The principle of strong coupling with confined light fields has been proposed five decades ago by Jaynes and Cummings. It has been successfully applied to atomic systems ever-since and resulted in a Nobel prize for Serge Haroche in 2012. Approximately around
the same time a team from France Thomas Ebbesen demonstrated that optical nano-cavitiescan modify the photo-chemistry of molecules opening up a new research area. The strong light-matter coupling greatly mixes the electronic degrees of freedom with the vibrational
modes and the photon mode to form hybrid field-matter states called polaritons. The manipulation of molecular potential energy surfaces by means of optical cavities is intriguing and opens up new ways of thinking about manipulating chemical reactions on a atomic level.
The investigated reaction in pyrrole is a good model system to understand how nano-cavities may be used to control more complex photo-chemical reactions. In the natural photo dissociation process, the molecule experiences a so-called conical intersection, which acts like a
funnel for the excitation. Pyrrole on the excited state dissociates completely within 200 fs. The main question that M. Gudem and M. Kowalewski have investigated is, if this photo reaction can be altered using the virtual photons from the light field.

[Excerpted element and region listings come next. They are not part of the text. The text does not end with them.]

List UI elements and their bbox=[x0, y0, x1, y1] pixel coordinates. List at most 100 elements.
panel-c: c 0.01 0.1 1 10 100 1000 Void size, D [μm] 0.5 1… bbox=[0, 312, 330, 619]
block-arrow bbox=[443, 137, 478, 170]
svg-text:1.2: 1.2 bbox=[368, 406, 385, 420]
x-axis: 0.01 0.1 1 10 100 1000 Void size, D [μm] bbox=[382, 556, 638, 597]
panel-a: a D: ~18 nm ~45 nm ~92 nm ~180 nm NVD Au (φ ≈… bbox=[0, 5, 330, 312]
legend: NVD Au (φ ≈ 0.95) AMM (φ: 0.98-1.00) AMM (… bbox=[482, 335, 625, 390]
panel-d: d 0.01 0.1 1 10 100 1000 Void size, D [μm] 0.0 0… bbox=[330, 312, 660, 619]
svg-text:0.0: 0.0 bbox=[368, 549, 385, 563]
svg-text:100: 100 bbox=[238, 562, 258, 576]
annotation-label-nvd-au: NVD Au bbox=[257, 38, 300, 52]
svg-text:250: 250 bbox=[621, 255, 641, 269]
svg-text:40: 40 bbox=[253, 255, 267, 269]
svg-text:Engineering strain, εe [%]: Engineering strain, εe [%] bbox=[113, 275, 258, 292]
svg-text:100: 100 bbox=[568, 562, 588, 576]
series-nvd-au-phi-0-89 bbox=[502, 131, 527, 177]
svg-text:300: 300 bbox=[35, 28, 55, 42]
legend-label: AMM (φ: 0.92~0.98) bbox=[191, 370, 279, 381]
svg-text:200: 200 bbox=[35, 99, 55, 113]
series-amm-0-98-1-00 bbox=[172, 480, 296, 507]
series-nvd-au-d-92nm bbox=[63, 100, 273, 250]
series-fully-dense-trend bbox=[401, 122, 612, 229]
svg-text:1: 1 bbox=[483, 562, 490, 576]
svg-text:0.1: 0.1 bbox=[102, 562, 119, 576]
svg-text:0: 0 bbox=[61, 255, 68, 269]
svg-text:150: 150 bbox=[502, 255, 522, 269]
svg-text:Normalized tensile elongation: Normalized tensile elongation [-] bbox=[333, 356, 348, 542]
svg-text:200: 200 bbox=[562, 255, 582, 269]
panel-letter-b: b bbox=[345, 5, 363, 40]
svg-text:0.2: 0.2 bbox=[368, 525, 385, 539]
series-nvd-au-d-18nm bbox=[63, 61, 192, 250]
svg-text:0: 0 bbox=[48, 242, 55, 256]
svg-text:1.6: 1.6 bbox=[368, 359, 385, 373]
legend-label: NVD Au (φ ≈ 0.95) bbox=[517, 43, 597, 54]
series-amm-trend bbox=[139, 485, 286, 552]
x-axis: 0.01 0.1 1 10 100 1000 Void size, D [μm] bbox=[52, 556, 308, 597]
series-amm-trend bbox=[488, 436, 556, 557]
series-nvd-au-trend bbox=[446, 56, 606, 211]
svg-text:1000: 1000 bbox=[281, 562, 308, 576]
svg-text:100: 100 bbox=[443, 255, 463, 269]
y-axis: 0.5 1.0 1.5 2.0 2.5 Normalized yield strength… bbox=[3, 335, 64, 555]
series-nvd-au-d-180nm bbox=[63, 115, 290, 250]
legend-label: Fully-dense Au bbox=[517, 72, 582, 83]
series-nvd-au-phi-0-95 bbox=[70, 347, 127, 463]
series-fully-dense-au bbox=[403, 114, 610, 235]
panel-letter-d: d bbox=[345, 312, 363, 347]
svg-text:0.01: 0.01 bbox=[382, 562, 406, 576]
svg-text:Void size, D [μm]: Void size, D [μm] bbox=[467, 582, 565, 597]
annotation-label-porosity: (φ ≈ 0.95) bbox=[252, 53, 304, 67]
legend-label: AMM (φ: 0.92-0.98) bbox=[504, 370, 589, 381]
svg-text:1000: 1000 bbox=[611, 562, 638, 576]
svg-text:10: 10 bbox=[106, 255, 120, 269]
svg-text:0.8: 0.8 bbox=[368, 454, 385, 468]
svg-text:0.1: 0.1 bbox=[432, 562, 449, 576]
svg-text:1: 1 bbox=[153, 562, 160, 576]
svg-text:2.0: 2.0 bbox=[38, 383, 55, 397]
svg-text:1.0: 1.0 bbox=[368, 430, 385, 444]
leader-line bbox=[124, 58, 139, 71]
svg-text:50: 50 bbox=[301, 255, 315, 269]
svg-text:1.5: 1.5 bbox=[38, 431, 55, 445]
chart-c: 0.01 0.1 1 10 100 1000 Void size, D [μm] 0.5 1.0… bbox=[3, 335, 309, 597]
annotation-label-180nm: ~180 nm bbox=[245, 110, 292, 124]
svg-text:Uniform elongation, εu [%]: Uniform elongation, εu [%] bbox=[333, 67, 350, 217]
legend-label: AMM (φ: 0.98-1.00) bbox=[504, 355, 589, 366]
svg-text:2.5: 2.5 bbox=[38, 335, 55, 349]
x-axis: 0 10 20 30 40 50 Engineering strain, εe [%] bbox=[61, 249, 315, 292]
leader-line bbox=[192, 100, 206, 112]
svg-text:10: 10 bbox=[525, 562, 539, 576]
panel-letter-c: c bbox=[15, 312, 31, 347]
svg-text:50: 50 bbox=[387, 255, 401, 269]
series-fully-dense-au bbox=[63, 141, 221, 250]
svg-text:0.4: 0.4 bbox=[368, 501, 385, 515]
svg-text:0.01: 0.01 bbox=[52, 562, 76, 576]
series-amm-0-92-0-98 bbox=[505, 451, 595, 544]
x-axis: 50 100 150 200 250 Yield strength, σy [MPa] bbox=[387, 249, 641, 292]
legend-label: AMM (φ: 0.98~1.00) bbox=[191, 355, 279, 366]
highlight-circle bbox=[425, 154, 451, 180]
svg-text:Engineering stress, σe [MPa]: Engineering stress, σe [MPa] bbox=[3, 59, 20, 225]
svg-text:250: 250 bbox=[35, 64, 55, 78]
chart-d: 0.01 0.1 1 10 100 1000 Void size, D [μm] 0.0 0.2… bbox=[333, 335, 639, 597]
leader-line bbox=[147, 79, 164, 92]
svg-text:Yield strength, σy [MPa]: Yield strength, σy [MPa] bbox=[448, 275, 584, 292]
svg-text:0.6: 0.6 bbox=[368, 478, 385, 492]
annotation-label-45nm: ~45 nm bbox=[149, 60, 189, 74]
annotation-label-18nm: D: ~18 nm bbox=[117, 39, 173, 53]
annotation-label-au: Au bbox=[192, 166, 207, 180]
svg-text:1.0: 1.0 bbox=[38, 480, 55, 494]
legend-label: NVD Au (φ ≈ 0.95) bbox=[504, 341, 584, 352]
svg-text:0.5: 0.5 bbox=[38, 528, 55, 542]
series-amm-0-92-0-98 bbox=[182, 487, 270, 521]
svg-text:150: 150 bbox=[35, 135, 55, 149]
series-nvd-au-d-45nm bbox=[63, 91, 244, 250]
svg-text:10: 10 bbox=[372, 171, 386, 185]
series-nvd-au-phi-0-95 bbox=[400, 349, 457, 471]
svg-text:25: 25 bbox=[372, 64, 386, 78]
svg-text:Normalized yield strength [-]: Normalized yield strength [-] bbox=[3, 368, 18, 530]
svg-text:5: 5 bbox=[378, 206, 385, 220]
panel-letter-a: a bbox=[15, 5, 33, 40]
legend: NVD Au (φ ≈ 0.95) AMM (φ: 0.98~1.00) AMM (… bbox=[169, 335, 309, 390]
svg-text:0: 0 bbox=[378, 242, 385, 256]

The strong light-matter couplings generated by the optical cavity create additional conical intersections along with the intrinsic CI in pyrrole. By varying the cavity frequency and the field strength, the dissociation barrier and the energy gap at the newly formed conical intersection can be modified. Consequently, the photolysis reaction dynamics of pyrrole can be manipulated. Depending on the cavity parameters, the hydrogen elimination reaction can either be accelerated to the lifetime of 10 fs
or suppressed to the lifetime of 1.5 ps.